Strategic asset allocation never been more critical than it is today

Mon, May 18, 2020
By publisher
4 MIN READ

Business

IN periods when the economic outlook is uncertain, investors should prioritize rebalancing.  Although it is difficult to predict what the global pandemic will really hold for different asset classes, leading finance expert Saikat Kumar underscored that rethinking one’s asset allocation strategy amidst the current market turmoil has never been more important.

Kumar, Founder and CEO of the Dubai-based global financial services firm SKYCAP Investment Management Ltd., said, “There is no doubt that the economy and markets will spring back especially with the many progress being made to overcome this global crisis.  However, full recovery might take time, and so it is crucial for investors to add some resilience into portfolios in order for them to meet their financial objective.”

“As there is much that can distract investors in stressed markets, it’s just prudent to work with investment professionals in order to achieve a deeper level of insight to smarter wealth management.  Given the inherent uncertainty about how the current situation will evolve, we at Skycap believe we should be modestly overweight Equities, Fixed Income and Real Estate at this point of time. Gold remains a strategic and important asset so it is a part of our core holding. It is best to stay away from commodities and related companies for now.”

 

Equities

Kumar favours equities in the US region and suggests overweight, noting that the monetary policy environment will remain supportive of equities in 2020. “We believe lower interest rates and low inflation make US equities more attractive. Valuations are not cheap for US equities but we recognize that valuations have not often been a good predictor of equity performance in the shorter term,” he explained.

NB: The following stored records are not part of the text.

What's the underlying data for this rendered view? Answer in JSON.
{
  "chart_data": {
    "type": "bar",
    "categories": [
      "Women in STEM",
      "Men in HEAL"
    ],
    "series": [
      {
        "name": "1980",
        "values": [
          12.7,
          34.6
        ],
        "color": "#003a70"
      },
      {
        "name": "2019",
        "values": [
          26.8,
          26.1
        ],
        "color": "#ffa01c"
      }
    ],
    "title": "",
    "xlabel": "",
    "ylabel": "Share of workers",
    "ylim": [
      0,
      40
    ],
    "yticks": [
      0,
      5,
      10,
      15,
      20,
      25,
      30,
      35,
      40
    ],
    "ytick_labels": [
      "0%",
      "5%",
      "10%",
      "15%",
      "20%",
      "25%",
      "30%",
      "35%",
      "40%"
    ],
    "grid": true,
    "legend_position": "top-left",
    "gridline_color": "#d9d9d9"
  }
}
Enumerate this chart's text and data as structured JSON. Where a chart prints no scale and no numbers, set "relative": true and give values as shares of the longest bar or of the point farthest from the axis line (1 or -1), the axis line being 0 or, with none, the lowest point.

Kumar added that Skycap is modestly bullish on Japanese equities, given the firm’s vision of a moderately brighter economic picture for Asia.  He also mentioned that emerging markets would benefit from accommodative Federal Reserve policy, saying that search for yield will drive investors to emerging market equities.

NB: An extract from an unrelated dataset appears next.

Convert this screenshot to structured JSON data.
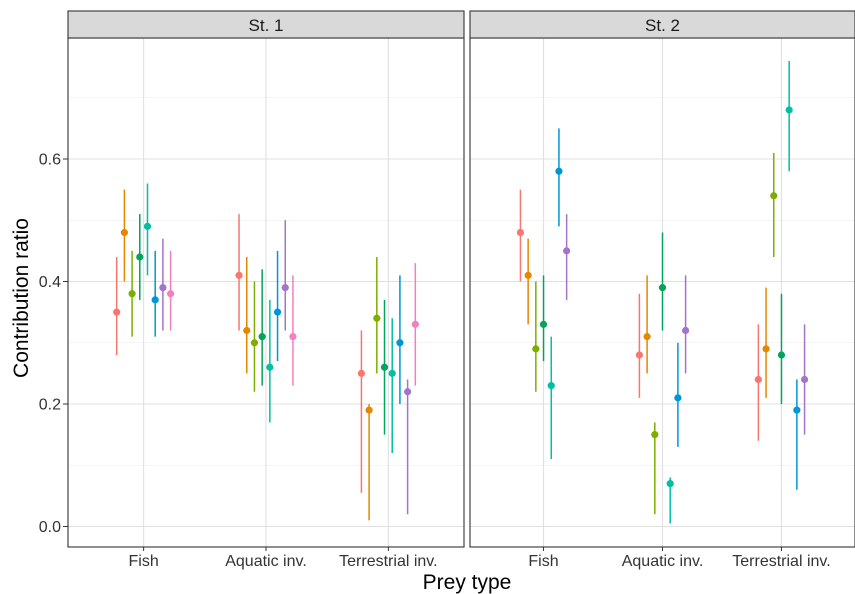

Providing a sector-by-sector look on the biggest winners and losers in this economic downturn, Kumar identified E-commerce, Pharmaceuticals, Video Conferencing, Entertainment Streaming and       Gaming on top of the list of sectors weathering the pandemic.  On the other hand, Travel, Airlines, Tourism and Oil and Gas are the industries facing the sharpest end of the crisis.

 

Fixed Income

“There are compelling reasons for us to think interest rates will remain at or near their current very low levels for some time. The trend was apparent over recent years, even before the coronavirus hit: central banks have repeatedly showed their willingness to loosen the reins in the face of economic headwinds,” Kumar said.

With this in mind, Skycap remains underweight Investment Grade Bonds and modestly overweight high-yield bond.  The advisory firm also expects annualised returns on Developed government-bond markets to be in the low single digits.  Within the emerging markets space, Skycap maintains positive investment positioning with EM Real yields, said to be currently at record highs relative to developed markets.

 

Alternative Investments

Within alternatives, Kumar said most real estate investments should continue to deliver moderately positive returns. The veteran banker also remains modestly overweight to gold, while his outlook for the global base metals industry is negative.

On Private Equity, Kumar cited that there are rising start-ups in Tech space that would generate exceptional returns. With this, Skycap expressed confidence on fintech as the more promising space for PE compared to traditional brick and mortar firms.

Finally, where Foreign Exchange is concerned, Kumar said the U.S. Dollar is still a safe-haven currency, adding that he remains bearish on Australian Dollar and New Zealand Dollar, and neutral on Japanese Yen and Euro.